Three Explosions Rock Somali Capital; 27 Dead, Including Gunmen

Three car bomb explosions and gunfire rocked the Somali capital of Mogadishu on Friday, killing at least 23 people in addition to four gunmen, witnesses and health officials said, VOA news reports.

The blasts, which occurred within minutes of each other, targeted the Sahafi Hotel and its surroundings. The hotel is near the headquarters of the Somali Police Force’s Criminal Investigations Department (CID). The head of a local ambulance service tells VOA his company transported 45 wounded people to the hospital.

The dead body of an unidentified man is seen at the scene of an explosion in Mogadishu, Somalia, Nov. 9, 2018.
The dead body of an unidentified man is seen at the scene of an explosion in Mogadishu, Somalia, Nov. 9, 2018.

Somali security officials who responded to the attack say four militants entered the hotel and went to the roof, firing on people down below. They said the security forces eventually killed the assailants and rescued dozens of people from hotel rooms.

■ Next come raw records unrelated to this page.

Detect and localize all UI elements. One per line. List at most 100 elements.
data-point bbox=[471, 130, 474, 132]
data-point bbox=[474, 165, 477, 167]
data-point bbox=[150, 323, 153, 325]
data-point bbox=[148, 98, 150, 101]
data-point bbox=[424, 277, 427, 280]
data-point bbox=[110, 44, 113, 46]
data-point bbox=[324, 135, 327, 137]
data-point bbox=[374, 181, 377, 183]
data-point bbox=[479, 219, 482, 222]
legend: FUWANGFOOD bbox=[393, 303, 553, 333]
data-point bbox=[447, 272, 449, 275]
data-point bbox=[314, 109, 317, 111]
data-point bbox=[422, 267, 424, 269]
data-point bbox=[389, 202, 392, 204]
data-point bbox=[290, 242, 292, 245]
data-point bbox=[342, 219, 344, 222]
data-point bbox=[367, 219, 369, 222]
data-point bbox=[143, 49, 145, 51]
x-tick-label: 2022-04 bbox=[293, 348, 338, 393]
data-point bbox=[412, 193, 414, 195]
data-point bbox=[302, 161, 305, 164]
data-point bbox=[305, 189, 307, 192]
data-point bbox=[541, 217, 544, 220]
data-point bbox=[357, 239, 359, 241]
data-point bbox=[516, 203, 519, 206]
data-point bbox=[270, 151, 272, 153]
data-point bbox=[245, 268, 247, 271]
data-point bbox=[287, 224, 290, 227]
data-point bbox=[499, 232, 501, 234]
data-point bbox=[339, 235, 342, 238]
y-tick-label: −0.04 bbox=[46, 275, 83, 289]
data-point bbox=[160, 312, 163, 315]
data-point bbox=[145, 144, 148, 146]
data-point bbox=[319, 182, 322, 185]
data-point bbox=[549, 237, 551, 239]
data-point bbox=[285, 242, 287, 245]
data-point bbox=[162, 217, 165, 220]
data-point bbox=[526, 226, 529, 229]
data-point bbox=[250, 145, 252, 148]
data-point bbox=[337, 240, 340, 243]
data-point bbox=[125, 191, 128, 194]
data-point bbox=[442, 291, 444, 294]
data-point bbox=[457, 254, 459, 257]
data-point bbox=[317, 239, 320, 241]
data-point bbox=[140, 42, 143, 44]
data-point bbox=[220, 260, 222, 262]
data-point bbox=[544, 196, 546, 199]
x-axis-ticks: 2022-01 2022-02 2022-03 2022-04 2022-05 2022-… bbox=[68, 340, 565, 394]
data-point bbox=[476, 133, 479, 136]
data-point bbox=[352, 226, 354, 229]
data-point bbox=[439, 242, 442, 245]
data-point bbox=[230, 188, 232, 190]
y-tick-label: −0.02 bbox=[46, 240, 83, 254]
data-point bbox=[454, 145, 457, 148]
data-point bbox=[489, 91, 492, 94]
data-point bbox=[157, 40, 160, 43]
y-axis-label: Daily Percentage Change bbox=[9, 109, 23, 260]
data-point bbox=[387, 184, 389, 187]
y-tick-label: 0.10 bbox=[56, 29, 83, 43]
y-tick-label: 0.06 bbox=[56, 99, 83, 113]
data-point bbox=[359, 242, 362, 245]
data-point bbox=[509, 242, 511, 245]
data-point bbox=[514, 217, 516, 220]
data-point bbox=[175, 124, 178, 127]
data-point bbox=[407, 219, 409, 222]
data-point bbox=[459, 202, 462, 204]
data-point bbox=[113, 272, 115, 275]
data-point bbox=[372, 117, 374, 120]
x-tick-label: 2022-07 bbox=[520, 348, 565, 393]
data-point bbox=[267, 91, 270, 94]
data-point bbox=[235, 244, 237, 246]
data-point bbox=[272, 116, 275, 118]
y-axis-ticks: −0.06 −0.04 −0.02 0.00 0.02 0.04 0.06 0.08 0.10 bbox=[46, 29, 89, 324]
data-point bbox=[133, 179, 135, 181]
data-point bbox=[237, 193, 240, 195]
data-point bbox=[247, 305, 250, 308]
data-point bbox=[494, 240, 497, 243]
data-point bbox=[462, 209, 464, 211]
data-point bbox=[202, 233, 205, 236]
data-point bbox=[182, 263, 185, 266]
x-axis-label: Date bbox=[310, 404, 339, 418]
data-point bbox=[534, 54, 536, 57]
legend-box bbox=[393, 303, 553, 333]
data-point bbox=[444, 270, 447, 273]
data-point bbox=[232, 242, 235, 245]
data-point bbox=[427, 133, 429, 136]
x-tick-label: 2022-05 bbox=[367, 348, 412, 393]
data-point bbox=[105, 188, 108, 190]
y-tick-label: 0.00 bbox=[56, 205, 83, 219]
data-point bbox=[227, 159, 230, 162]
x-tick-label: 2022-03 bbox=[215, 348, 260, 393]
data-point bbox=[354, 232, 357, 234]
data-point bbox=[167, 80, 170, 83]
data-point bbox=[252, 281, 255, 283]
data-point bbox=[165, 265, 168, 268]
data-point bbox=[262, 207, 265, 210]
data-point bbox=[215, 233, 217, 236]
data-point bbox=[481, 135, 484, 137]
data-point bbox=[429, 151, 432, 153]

The militant group al-Shabab, which has waged an insurgency for more than 10 years, said it carried out the attack.

A witness who was inside the hotel at the time said on condition of anonymity that the front of the building was destroyed by the force of the explosions, which blew out windows.

Former Somali lawmaker Abdi Barre Jibril said most of the people killed were passersby or passengers in buses or rickshaws.

“Two women and an eight-year-old child were among the dead,” he told VOA.

Other witnesses reported seeing dead people in the hotel back alleys and that those people had been wearing government uniforms.